De in de tenlastelegging voorkomende taal- en/of schrijffouten zijn verbeterd. Blijkens het verhandelde op de terechtzitting is de verdachte daardoor niet geschaad in zijn verdediging.
Het bewezenverklaarde levert op:
diefstal.
Er is geen omstandigheid aannemelijk geworden waardoor de wederrechtelijkheid aan het bewezenverklaarde zou ontbreken. Het bewezenverklaarde is derhalve strafbaar.
Er is geen omstandigheid aannemelijk geworden die de strafbaarheid van de verdachte uitsluit.
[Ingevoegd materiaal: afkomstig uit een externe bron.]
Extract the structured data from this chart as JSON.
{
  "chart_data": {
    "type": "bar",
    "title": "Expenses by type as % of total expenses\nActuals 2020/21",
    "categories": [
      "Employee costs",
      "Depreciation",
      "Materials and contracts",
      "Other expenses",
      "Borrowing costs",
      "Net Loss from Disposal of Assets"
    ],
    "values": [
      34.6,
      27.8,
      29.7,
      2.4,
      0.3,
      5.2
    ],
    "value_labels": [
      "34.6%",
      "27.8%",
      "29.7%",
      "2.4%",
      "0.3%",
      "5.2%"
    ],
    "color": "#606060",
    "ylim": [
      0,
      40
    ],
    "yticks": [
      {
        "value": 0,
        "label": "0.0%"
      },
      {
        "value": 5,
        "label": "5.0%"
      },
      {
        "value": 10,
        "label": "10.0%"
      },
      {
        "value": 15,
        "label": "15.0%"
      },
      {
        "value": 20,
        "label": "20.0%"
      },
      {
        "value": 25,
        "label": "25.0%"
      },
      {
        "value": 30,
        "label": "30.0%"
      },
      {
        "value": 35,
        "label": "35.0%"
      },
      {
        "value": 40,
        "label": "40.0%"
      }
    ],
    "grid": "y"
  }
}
De verdachte is derhalve strafbaar.
Standpunt van de officier van justitie
De officier van justitie heeft gevorderd dat de verdachte zal worden veroordeeld tot een gevangenisstraf voor de duur van drie weken, met aftrek van de tijd die de verdachte in voorarrest heeft doorgebracht.
Standpunt van de verdediging
Door de verdediging is bepleit aan de verdachte een gevangenisstraf op te leggen voor de duur van 144 dagen, waarvan 30 dagen voorwaardelijk, met daaraan verbonden de door de reclassering geadviseerde bijzondere voorwaarden.
Oordeel van de rechtbank
Bij de beslissing over de sanctie die aan de verdachte moet worden opgelegd, heeft de rechtbank zich laten leiden door de aard en de ernst van het bewezenverklaarde en de omstandigheden waaronder dit is begaan, alsmede door de persoon van de verdachte, zoals van een en ander uit het onderzoek ter terechtzitting is gebleken.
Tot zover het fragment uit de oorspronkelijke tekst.